The economy appears strong to the major freight railroads that haul the products and raw materials companies rely on, but the lingering trade disputes could derail business if they continue.
Union Pacific and CSX railroads both sounded optimistic about the economy when they reported hauling 3 percent more carloads of freight in the fourth quarter. Norfolk Southern is scheduled to release its report Thursday afternoon.
“Our customers in discreet markets are in large part doing OK,” Union Pacific CEO Lance Fritz said Thursday. Shipments of steel, construction products, intermodal containers and a few other categories look particularly strong. “We think there is still opportunity for modest growth in the United States.”

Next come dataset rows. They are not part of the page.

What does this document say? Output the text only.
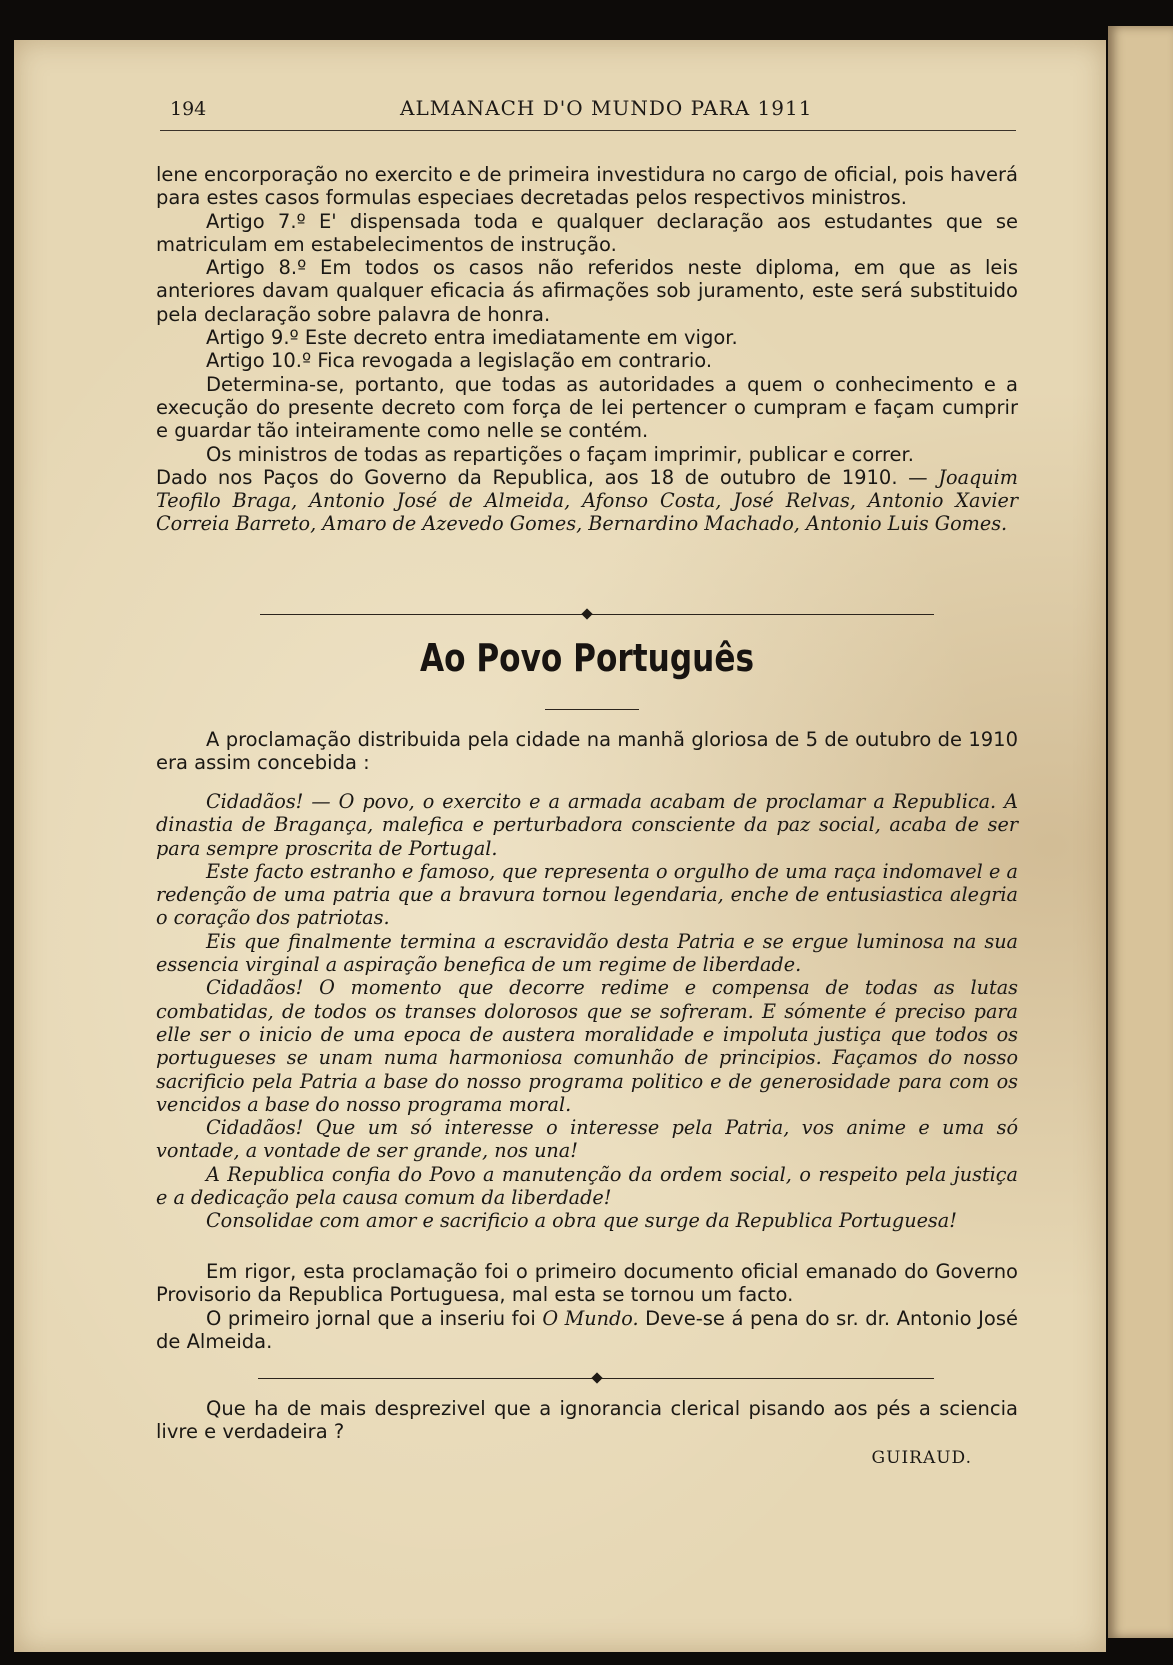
194	ALMANACH D'O MUNDO PARA 1911

lene encorporação no exercito e de primeira investidura no cargo de oficial, pois haverá para estes casos formulas especiaes decretadas pelos respectivos ministros.

Artigo 7.º E' dispensada toda e qualquer declaração aos estudantes que se matriculam em estabelecimentos de instrução.

Artigo 8.º Em todos os casos não referidos neste diploma, em que as leis anteriores davam qualquer eficacia ás afirmações sob juramento, este será substituido pela declaração sobre palavra de honra.

Artigo 9.º Este decreto entra imediatamente em vigor.

Artigo 10.º Fica revogada a legislação em contrario.

Determina-se, portanto, que todas as autoridades a quem o conhecimento e a execução do presente decreto com força de lei pertencer o cumpram e façam cumprir e guardar tão inteiramente como nelle se contém.

Os ministros de todas as repartições o façam imprimir, publicar e correr.

Dado nos Paços do Governo da Republica, aos 18 de outubro de 1910. — Joaquim Teofilo Braga, Antonio José de Almeida, Afonso Costa, José Relvas, Antonio Xavier Correia Barreto, Amaro de Azevedo Gomes, Bernardino Machado, Antonio Luis Gomes.

Ao Povo Português

A proclamação distribuida pela cidade na manhã gloriosa de 5 de outubro de 1910 era assim concebida :

Cidadãos! — O povo, o exercito e a armada acabam de proclamar a Republica. A dinastia de Bragança, malefica e perturbadora consciente da paz social, acaba de ser para sempre proscrita de Portugal.

Este facto estranho e famoso, que representa o orgulho de uma raça indomavel e a redenção de uma patria que a bravura tornou legendaria, enche de entusiastica alegria o coração dos patriotas.

Eis que finalmente termina a escravidão desta Patria e se ergue luminosa na sua essencia virginal a aspiração benefica de um regime de liberdade.

Cidadãos! O momento que decorre redime e compensa de todas as lutas combatidas, de todos os transes dolorosos que se sofreram. E sómente é preciso para elle ser o inicio de uma epoca de austera moralidade e impoluta justiça que todos os portugueses se unam numa harmoniosa comunhão de principios. Façamos do nosso sacrificio pela Patria a base do nosso programa politico e de generosidade para com os vencidos a base do nosso programa moral.

Cidadãos! Que um só interesse o interesse pela Patria, vos anime e uma só vontade, a vontade de ser grande, nos una!

A Republica confia do Povo a manutenção da ordem social, o respeito pela justiça e a dedicação pela causa comum da liberdade!

Consolidae com amor e sacrificio a obra que surge da Republica Portuguesa!

Em rigor, esta proclamação foi o primeiro documento oficial emanado do Governo Provisorio da Republica Portuguesa, mal esta se tornou um facto.

O primeiro jornal que a inseriu foi O Mundo. Deve-se á pena do sr. dr. Antonio José de Almeida.

Que ha de mais desprezivel que a ignorancia clerical pisando aos pés a sciencia livre e verdadeira ?

GUIRAUD.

Edward Jones analyst Dan Sherman said the railroads’ results won’t add much to fears that the economy is slowing down.
“There hasn’t been any indication at all that the economy is slowing even slightly,” Sherman said.

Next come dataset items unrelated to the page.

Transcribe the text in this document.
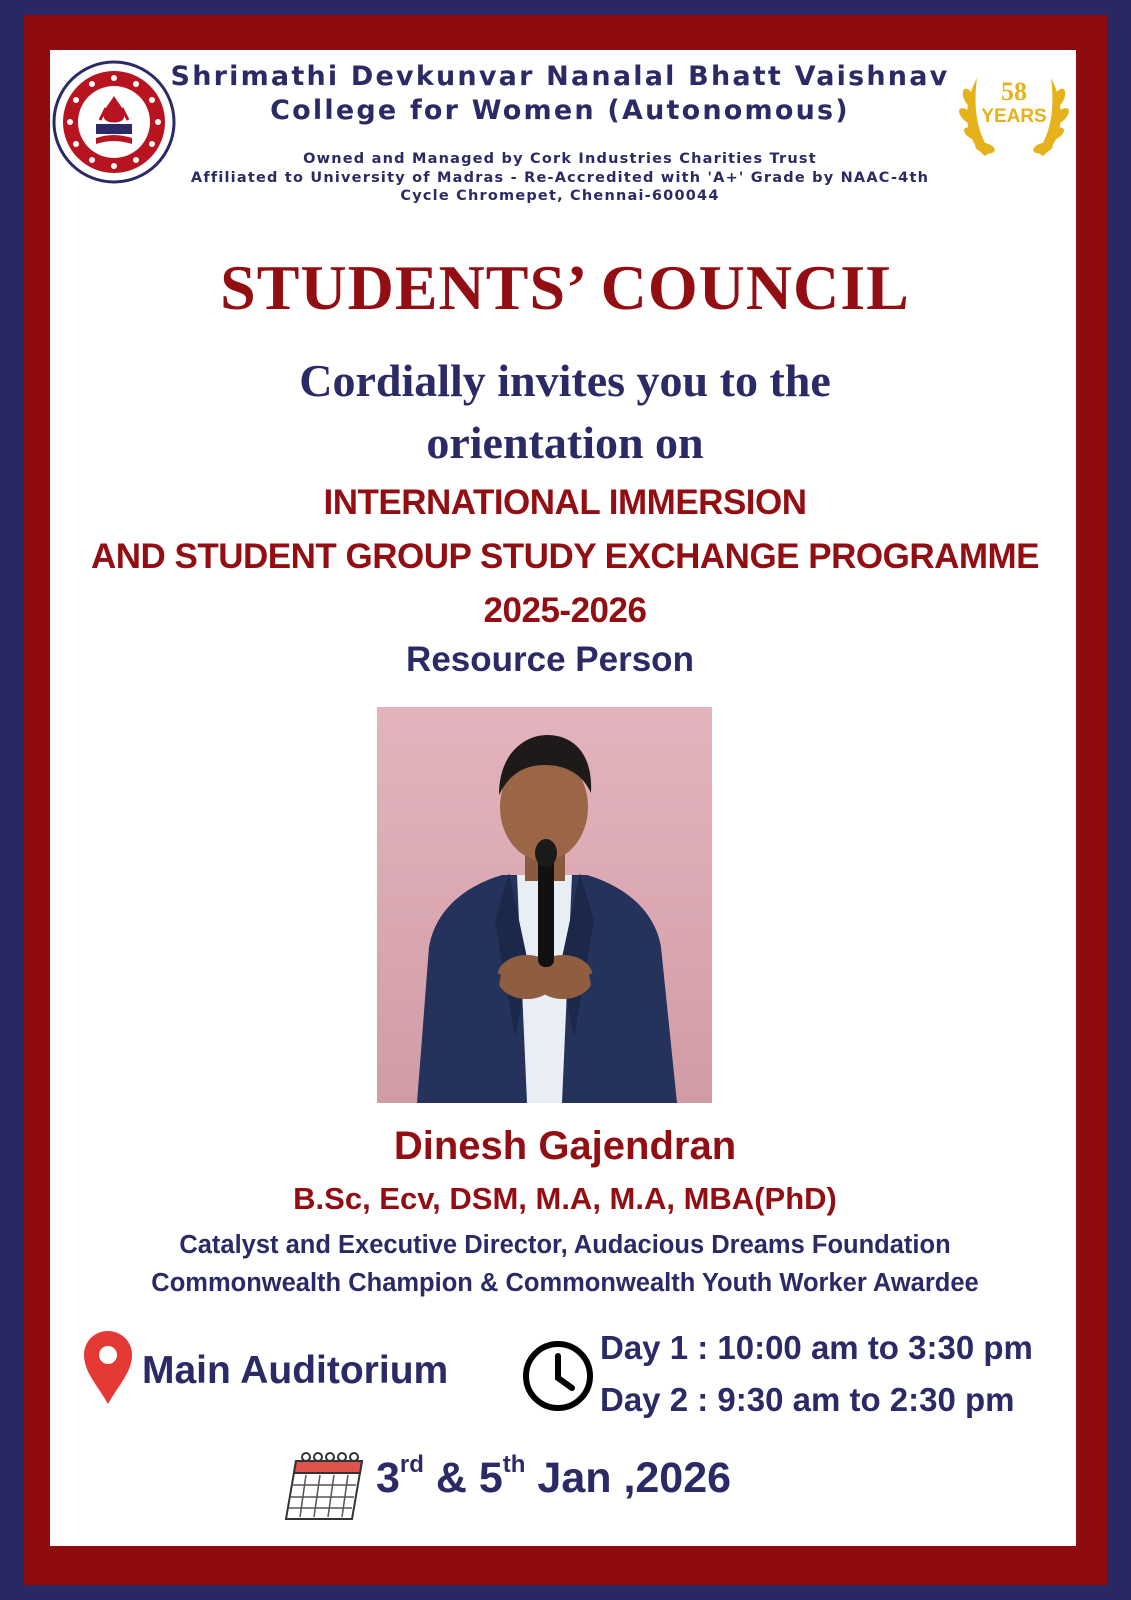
58
YEARS
Shrimathi Devkunvar Nanalal Bhatt Vaishnav
College for Women (Autonomous)
Owned and Managed by Cork Industries Charities Trust
Affiliated to University of Madras - Re-Accredited with 'A+' Grade by NAAC-4th
Cycle Chromepet, Chennai-600044
STUDENTS’ COUNCIL
Cordially invites you to the
orientation on
INTERNATIONAL IMMERSION
AND STUDENT GROUP STUDY EXCHANGE PROGRAMME
2025-2026
Resource Person
Dinesh Gajendran
B.Sc, Ecv, DSM, M.A, M.A, MBA(PhD)
Catalyst and Executive Director, Audacious Dreams Foundation
Commonwealth Champion & Commonwealth Youth Worker Awardee
Main Auditorium
Day 1 : 10:00 am to 3:30 pm
Day 2 : 9:30 am to 2:30 pm
3rd & 5th Jan ,2026
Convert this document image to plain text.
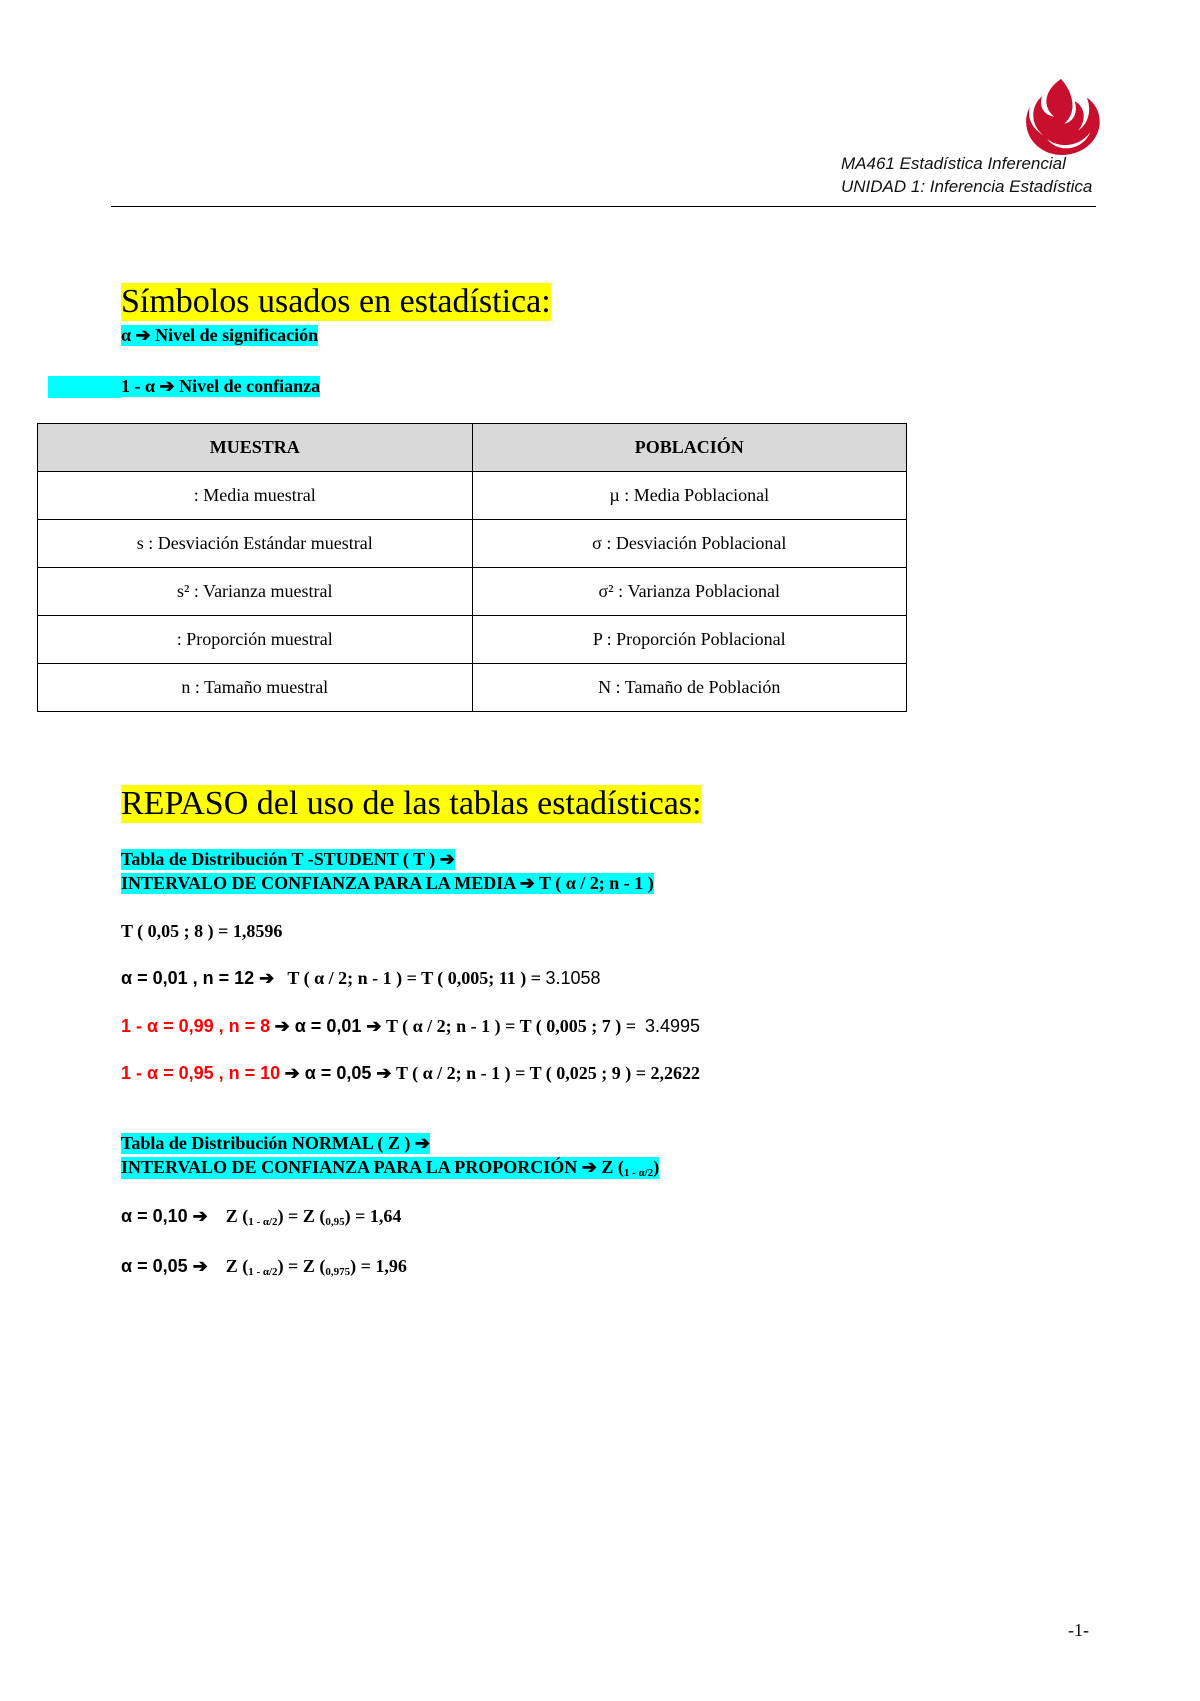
MA461 Estadística Inferencial
UNIDAD 1: Inferencia Estadística
Símbolos usados en estadística:
α ➔ Nivel de significación
1 - α ➔ Nivel de confianza
MUESTRA	POBLACIÓN
: Media muestral	µ : Media Poblacional
s : Desviación Estándar muestral	σ : Desviación Poblacional
s² : Varianza muestral	σ² : Varianza Poblacional
: Proporción muestral	P : Proporción Poblacional
n : Tamaño muestral	N : Tamaño de Población
REPASO del uso de las tablas estadísticas:
Tabla de Distribución T -STUDENT ( T ) ➔
INTERVALO DE CONFIANZA PARA LA MEDIA ➔ T ( α / 2; n - 1 )
T ( 0,05 ; 8 ) = 1,8596
α = 0,01 , n = 12 ➔ T ( α / 2; n - 1 ) = T ( 0,005; 11 ) = 3.1058
1 - α = 0,99 , n = 8 ➔ α = 0,01 ➔ T ( α / 2; n - 1 ) = T ( 0,005 ; 7 ) = 3.4995
1 - α = 0,95 , n = 10 ➔ α = 0,05 ➔ T ( α / 2; n - 1 ) = T ( 0,025 ; 9 ) = 2,2622
Tabla de Distribución NORMAL ( Z ) ➔
INTERVALO DE CONFIANZA PARA LA PROPORCIÓN ➔ Z $(_{1 - \alpha/2})$
α = 0,10 ➔ Z $(_{1 - \alpha/2}) = Z$ $(_{0,95}) = 1,64$
α = 0,05 ➔ Z $(_{1 - \alpha/2}) = Z$ $(_{0,975}) = 1,96$
-1-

Union Pacific said its fourth-quarter net income jumped 29 percent to $1.55 billion, or $2.12 per share, and topped Wall Street expectations. The Omaha, Nebraska-based railroad benefited from strong demand and efforts effort to streamline its operations that began in October. The railroad has already stored 1,200 locomotives as it works to haul freight more efficiently.
Nearly all the major U.S. railroads are implementing some of the operating principles that have led to dramatic improvements in the profitability of rival CSX over the last two years.
CSX delivered $843 million in net income, or $1.01 per share, last week and promised to continue working to reduce costs and find ways to deliver more freight with fewer locomotives.
The number of carloads railroads carry is considered an indicator of the health of the overall economy because of the variety of goods rails deliver.